- Gold price buys about 78 ounces of silver, most since August
- Ratio has only been above that level five times since 1996
It’s time for silver to outperform gold, if history is any guide.
With gold trading near a two-month high, its price buys 78 ounces of silver, near the most since August. In the past two decades, the ratio has only been above that level on about five occasions, and never for more than a three months.
Gold has fared better this week as global market turmoil and geopolitical tension in the Middle East and Asia prompted investors to seek a haven. Silver has lagged because industrial uses account for half of its demand, compared with about 10 percent for gold. History shows gold hasn’t been able to better silver for long during a crisis: while the ratio surged over two months in 2008, the cheaper metal then outperformed over the following year.
“People have been looking to gold for a safe haven, and that is what you will expect at this stage,” said Grant Sporre, an analyst at Deutsche Bank AG in London. “But pretty soon they’ll start looking at the relative-value trades, and that’s when you’ll see silver perform.”

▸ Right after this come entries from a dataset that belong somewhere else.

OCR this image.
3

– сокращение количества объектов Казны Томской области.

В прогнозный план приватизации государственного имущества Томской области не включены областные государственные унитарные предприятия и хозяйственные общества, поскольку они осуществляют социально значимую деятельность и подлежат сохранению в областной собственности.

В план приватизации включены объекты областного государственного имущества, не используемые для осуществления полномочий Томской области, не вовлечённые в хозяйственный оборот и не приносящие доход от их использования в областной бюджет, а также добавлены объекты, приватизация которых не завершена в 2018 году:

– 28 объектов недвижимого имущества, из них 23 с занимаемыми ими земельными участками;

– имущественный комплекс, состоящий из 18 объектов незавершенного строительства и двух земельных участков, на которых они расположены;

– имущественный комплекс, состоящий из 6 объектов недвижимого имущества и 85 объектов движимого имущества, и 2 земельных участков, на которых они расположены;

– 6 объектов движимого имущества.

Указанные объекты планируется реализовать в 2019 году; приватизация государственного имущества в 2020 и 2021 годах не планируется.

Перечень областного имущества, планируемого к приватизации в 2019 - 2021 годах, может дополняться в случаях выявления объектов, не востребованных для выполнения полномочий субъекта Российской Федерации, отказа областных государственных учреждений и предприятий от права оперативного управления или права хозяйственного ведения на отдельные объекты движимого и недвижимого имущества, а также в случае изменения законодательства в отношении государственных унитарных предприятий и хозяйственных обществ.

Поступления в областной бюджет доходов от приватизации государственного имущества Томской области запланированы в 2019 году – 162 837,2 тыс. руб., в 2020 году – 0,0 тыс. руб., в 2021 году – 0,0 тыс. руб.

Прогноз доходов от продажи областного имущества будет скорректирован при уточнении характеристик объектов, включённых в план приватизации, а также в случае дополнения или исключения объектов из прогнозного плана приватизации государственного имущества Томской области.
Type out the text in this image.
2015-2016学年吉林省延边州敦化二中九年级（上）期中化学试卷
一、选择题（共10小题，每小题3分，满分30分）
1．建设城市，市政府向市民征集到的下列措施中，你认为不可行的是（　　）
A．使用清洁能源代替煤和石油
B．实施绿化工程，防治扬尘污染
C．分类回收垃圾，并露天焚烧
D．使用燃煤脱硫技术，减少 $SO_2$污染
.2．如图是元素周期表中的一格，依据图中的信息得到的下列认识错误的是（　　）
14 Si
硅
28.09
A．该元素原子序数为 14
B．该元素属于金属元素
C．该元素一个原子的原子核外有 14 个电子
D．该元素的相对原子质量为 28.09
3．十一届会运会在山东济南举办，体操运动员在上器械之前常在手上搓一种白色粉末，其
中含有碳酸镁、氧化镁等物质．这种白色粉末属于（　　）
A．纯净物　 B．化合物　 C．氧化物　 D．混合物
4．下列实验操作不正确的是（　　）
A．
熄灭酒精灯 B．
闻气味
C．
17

Gold is up 3.6 percent so far this week at $1,099.47 an ounce in London, while silver has added 1.7 percent to $14.05 an ounce. Since the early 1970s, the ratio has averaged about 56, according to data compiled by Bloomberg. For the measure to decline, silver would need to climb more or fall less than gold.
When the ratio peaked at almost 80 in August, silver rallied 14 percent in the following two months. Gold added about 5 percent in the period.
“We’re definitely at or about long-term highs for the ratio, and that has proved very significant in the past,” Adrian Ash, head of research at BullionVault, an online trading service, said by phone from London.